The 50 most promising Android-based applications Google receives by March 3 next year will each win their developers $25,000 for further development work.

By May 1, those 50 will have been whittled down to 10 developers chosen to receive $275,000 and another 10 chosen to receive $100,000. At this point, a second $5m competition will launch, following the launch of actual handsets that are able to run Android applications.

Developers get to keep all their intellectual property rights, Google said.

Android is an open source software bundle for mobile phones that Google hopes will shake up the historically proprietary world of the mobile internet.

It includes a Linux operating system kernel, a Google-built virtual machine called Dalvik, drivers for hardware such as cameras and wireless radios, a small database engine, an application framework, and a set of common apps such as a browser and mail client.

The SDK released yesterday provides a set of APIs for building Android apps with Java. It comes with a plug-in for the Eclipse development environment.

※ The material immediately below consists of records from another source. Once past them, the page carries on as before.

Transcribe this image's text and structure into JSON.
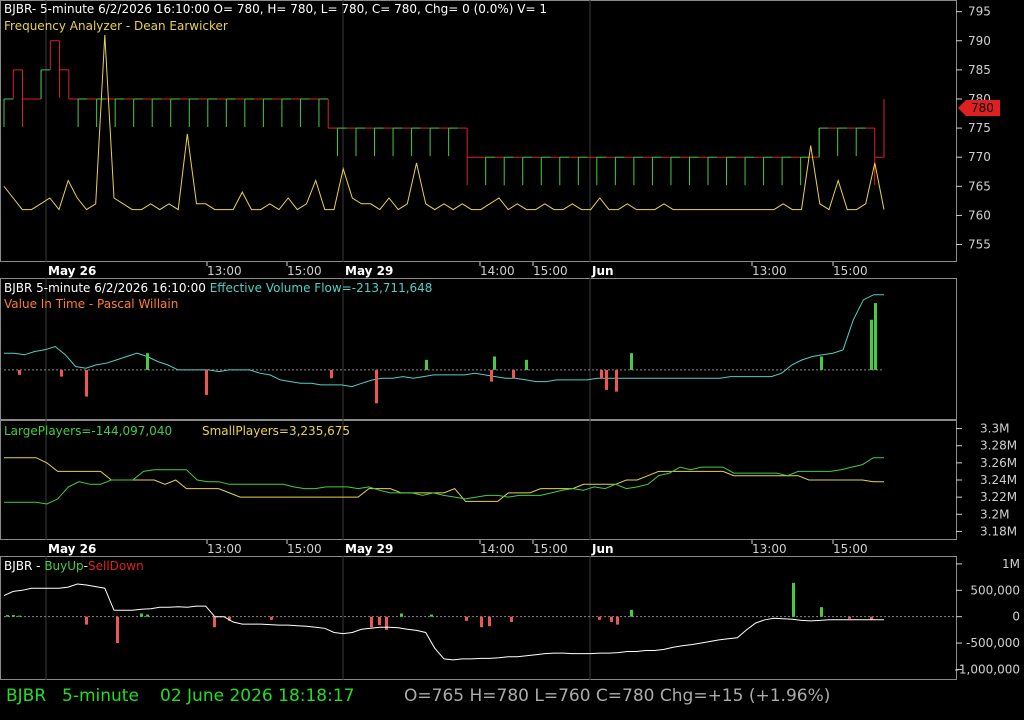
{
  "colors": {
    "bg": "#000000",
    "grid": "#3a3a3a",
    "axis": "#cfcfcf",
    "white": "#ffffff",
    "red": "#dd2222",
    "green": "#44cc44",
    "yellow": "#e8d24a",
    "cyan": "#4fd0c8",
    "orange": "#ff7f2a",
    "pink": "#ee5555",
    "brightgreen": "#22dd22"
  },
  "x_axis": {
    "dates": [
      {
        "label": "May 26"
      },
      {
        "label": "May 29"
      },
      {
        "label": "Jun"
      }
    ],
    "times": [
      {
        "label": "13:00"
      },
      {
        "label": "15:00"
      },
      {
        "label": "14:00"
      },
      {
        "label": "15:00"
      },
      {
        "label": "13:00"
      },
      {
        "label": "15:00"
      }
    ]
  },
  "price_panel": {
    "header": "BJBR- 5-minute 6/2/2026 16:10:00 O= 780, H= 780, L= 780, C= 780, Chg= 0 (0.0%) V= 1",
    "indicator_label": "Frequency Analyzer - Dean Earwicker",
    "last_price_label": "780",
    "y_ticks": [
      "795",
      "790",
      "785",
      "780",
      "775",
      "770",
      "765",
      "760",
      "755"
    ]
  },
  "flow_panel": {
    "header_prefix": "BJBR 5-minute  6/2/2026 16:10:00 ",
    "header_value": "Effective Volume Flow=-213,711,648",
    "indicator_label": "Value In Time - Pascal Willain"
  },
  "players_panel": {
    "large_label": "LargePlayers=-144,097,040",
    "small_label": "SmallPlayers=3,235,675",
    "y_ticks": [
      "3.3M",
      "3.28M",
      "3.26M",
      "3.24M",
      "3.22M",
      "3.2M",
      "3.18M"
    ]
  },
  "buysell_panel": {
    "prefix": "BJBR - ",
    "buy_label": "BuyUp",
    "sep": "-",
    "sell_label": "SellDown",
    "y_ticks": [
      "1M",
      "500,000",
      "0",
      "-500,000",
      "-1,000,000"
    ]
  },
  "status_bar": {
    "symbol": "BJBR",
    "interval": "5-minute",
    "datetime": "02 June 2026 18:18:17",
    "ohlc": "O=765  H=780  L=760  C=780  Chg=+15 (+1.96%)"
  },
  "chart_data": [
    {
      "type": "line",
      "name": "price",
      "title": "BJBR 5-minute",
      "ylim": [
        752,
        797
      ],
      "series": [
        {
          "values": [
            780,
            785,
            780,
            780,
            785,
            790,
            785,
            780,
            780,
            780,
            780,
            780,
            780,
            780,
            780,
            780,
            780,
            780,
            780,
            780,
            780,
            780,
            780,
            780,
            780,
            780,
            780,
            780,
            780,
            780,
            780,
            780,
            780,
            780,
            780,
            775,
            775,
            775,
            775,
            775,
            775,
            775,
            775,
            775,
            775,
            775,
            775,
            775,
            775,
            775,
            770,
            770,
            770,
            770,
            770,
            770,
            770,
            770,
            770,
            770,
            770,
            770,
            770,
            770,
            770,
            770,
            770,
            770,
            770,
            770,
            770,
            770,
            770,
            770,
            770,
            770,
            770,
            770,
            770,
            770,
            770,
            770,
            770,
            770,
            770,
            770,
            770,
            770,
            775,
            775,
            775,
            775,
            775,
            775,
            770,
            780
          ]
        }
      ]
    },
    {
      "type": "line",
      "name": "frequency_analyzer",
      "ylim": [
        752,
        797
      ],
      "series": [
        {
          "values": [
            765,
            763,
            761,
            761,
            762,
            763,
            761,
            766,
            763,
            761,
            762,
            791,
            763,
            762,
            761,
            761,
            762,
            761,
            762,
            761,
            774,
            762,
            762,
            761,
            761,
            761,
            764,
            761,
            761,
            762,
            761,
            763,
            761,
            762,
            766,
            761,
            761,
            768,
            763,
            762,
            762,
            761,
            763,
            761,
            762,
            769,
            762,
            761,
            762,
            761,
            762,
            761,
            761,
            762,
            763,
            761,
            762,
            761,
            761,
            762,
            761,
            761,
            762,
            761,
            761,
            763,
            761,
            761,
            762,
            761,
            761,
            761,
            762,
            761,
            761,
            761,
            761,
            761,
            761,
            761,
            761,
            761,
            761,
            761,
            761,
            762,
            761,
            761,
            772,
            762,
            761,
            766,
            761,
            761,
            762,
            769,
            761
          ]
        }
      ]
    },
    {
      "type": "line",
      "name": "effective_volume_flow",
      "ylim": [
        -30,
        55
      ],
      "series": [
        {
          "values": [
            10,
            10,
            9,
            11,
            12,
            14,
            9,
            2,
            1,
            3,
            4,
            6,
            8,
            10,
            8,
            5,
            3,
            0,
            0,
            0,
            0,
            -1,
            0,
            0,
            0,
            -2,
            -3,
            -6,
            -7,
            -8,
            -8,
            -9,
            -9,
            -9,
            -10,
            -8,
            -6,
            -5,
            -5,
            -4,
            -5,
            -4,
            -3,
            -3,
            -3,
            -3,
            -2,
            -3,
            -4,
            -5,
            -5,
            -6,
            -7,
            -7,
            -6,
            -6,
            -6,
            -6,
            -5,
            -5,
            -5,
            -5,
            -5,
            -5,
            -5,
            -5,
            -5,
            -5,
            -5,
            -5,
            -5,
            -4,
            -4,
            -4,
            -4,
            -4,
            -2,
            3,
            6,
            8,
            9,
            10,
            12,
            30,
            42,
            45,
            45
          ]
        }
      ]
    },
    {
      "type": "line",
      "name": "LargePlayers",
      "ylim": [
        3.17,
        3.31
      ],
      "series": [
        {
          "values": [
            3.266,
            3.266,
            3.266,
            3.266,
            3.26,
            3.25,
            3.25,
            3.25,
            3.25,
            3.25,
            3.24,
            3.24,
            3.24,
            3.24,
            3.24,
            3.235,
            3.24,
            3.23,
            3.23,
            3.23,
            3.23,
            3.225,
            3.22,
            3.22,
            3.22,
            3.22,
            3.22,
            3.22,
            3.22,
            3.22,
            3.22,
            3.22,
            3.22,
            3.22,
            3.23,
            3.23,
            3.23,
            3.225,
            3.225,
            3.225,
            3.225,
            3.225,
            3.23,
            3.215,
            3.215,
            3.215,
            3.215,
            3.225,
            3.225,
            3.225,
            3.23,
            3.23,
            3.23,
            3.23,
            3.235,
            3.235,
            3.235,
            3.235,
            3.24,
            3.24,
            3.245,
            3.25,
            3.25,
            3.25,
            3.25,
            3.25,
            3.25,
            3.25,
            3.245,
            3.245,
            3.245,
            3.245,
            3.245,
            3.245,
            3.245,
            3.24,
            3.24,
            3.24,
            3.24,
            3.24,
            3.24,
            3.238,
            3.238
          ]
        }
      ]
    },
    {
      "type": "line",
      "name": "SmallPlayers",
      "ylim": [
        3.17,
        3.31
      ],
      "series": [
        {
          "values": [
            3.214,
            3.214,
            3.214,
            3.214,
            3.212,
            3.218,
            3.232,
            3.238,
            3.235,
            3.235,
            3.24,
            3.24,
            3.24,
            3.25,
            3.252,
            3.252,
            3.252,
            3.252,
            3.24,
            3.238,
            3.238,
            3.235,
            3.235,
            3.235,
            3.235,
            3.235,
            3.235,
            3.232,
            3.23,
            3.23,
            3.232,
            3.232,
            3.232,
            3.23,
            3.232,
            3.228,
            3.225,
            3.225,
            3.225,
            3.222,
            3.225,
            3.222,
            3.22,
            3.218,
            3.22,
            3.222,
            3.222,
            3.22,
            3.222,
            3.222,
            3.222,
            3.225,
            3.228,
            3.23,
            3.228,
            3.232,
            3.23,
            3.235,
            3.23,
            3.232,
            3.235,
            3.245,
            3.248,
            3.255,
            3.252,
            3.255,
            3.255,
            3.255,
            3.248,
            3.248,
            3.248,
            3.248,
            3.248,
            3.245,
            3.25,
            3.25,
            3.25,
            3.25,
            3.252,
            3.255,
            3.258,
            3.266,
            3.266
          ]
        }
      ]
    },
    {
      "type": "bar",
      "name": "buyup_selldown",
      "ylim": [
        -1200000,
        1150000
      ],
      "series": [
        {
          "name": "BuyUp",
          "values": [
            0,
            0,
            0,
            0,
            0,
            0,
            0,
            0,
            0,
            0,
            0,
            0,
            0,
            0,
            0,
            0,
            0,
            0,
            0,
            0,
            0,
            0,
            0,
            0,
            0,
            0,
            0,
            0,
            0,
            0,
            0,
            0,
            0,
            0,
            0,
            0,
            0,
            0,
            0,
            0,
            0,
            0,
            0,
            0,
            0,
            0,
            0,
            0,
            0,
            0,
            0,
            0,
            0,
            0,
            0,
            0,
            0,
            0,
            0,
            0,
            0,
            0,
            0,
            0,
            0,
            0,
            0,
            0,
            0,
            0,
            0,
            0,
            0,
            0,
            0,
            0,
            0,
            0,
            0,
            0,
            0,
            0,
            0,
            0,
            0,
            0,
            0,
            0,
            0,
            0,
            0,
            0,
            0,
            0,
            0,
            0,
            0
          ]
        },
        {
          "name": "SellDown",
          "values": [
            0
          ]
        }
      ]
    },
    {
      "type": "line",
      "name": "buysell_line",
      "ylim": [
        -1200000,
        1150000
      ],
      "series": [
        {
          "values": [
            400000,
            480000,
            500000,
            540000,
            540000,
            540000,
            540000,
            560000,
            620000,
            600000,
            570000,
            540000,
            120000,
            120000,
            120000,
            140000,
            150000,
            180000,
            180000,
            190000,
            180000,
            200000,
            200000,
            0,
            0,
            -100000,
            -140000,
            -140000,
            -140000,
            -150000,
            -160000,
            -160000,
            -170000,
            -180000,
            -200000,
            -220000,
            -300000,
            -320000,
            -300000,
            -240000,
            -220000,
            -200000,
            -200000,
            -210000,
            -240000,
            -260000,
            -300000,
            -600000,
            -800000,
            -820000,
            -800000,
            -800000,
            -790000,
            -790000,
            -780000,
            -760000,
            -760000,
            -740000,
            -720000,
            -700000,
            -690000,
            -690000,
            -700000,
            -700000,
            -700000,
            -690000,
            -690000,
            -680000,
            -660000,
            -660000,
            -640000,
            -640000,
            -620000,
            -580000,
            -550000,
            -530000,
            -500000,
            -470000,
            -440000,
            -420000,
            -400000,
            -250000,
            -120000,
            -60000,
            -30000,
            -40000,
            -50000,
            -70000,
            -80000,
            -70000,
            -60000,
            -60000,
            -60000,
            -60000,
            -60000,
            -60000,
            -60000
          ]
        }
      ]
    }
  ]
}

Android is backed by the Open Handset Alliance, a coalition of 34 wireless companies that last week pledged to support Google’s move into wireless.

The OHA includes among its members: T-Mobile, Sprint Nextel, NTT DoCoMo, Intel, Broadcom, Qualcomm, Motorola, HTC and Samsung.

Our View

The prize competition is a shrewd cost-saving move by Google.

The company is primarily interested in getting Android applications deployed as widely as possible — with the knock-on effect of making it easier for Google’s revenue-generating online services to reach mobile users.

For a paltry $10m, it stands to inspire scores of independent developers to learn and build with Android, with at least 50 applications anticipated in the first few months, for less than the cost of a couple hundred salaried developers.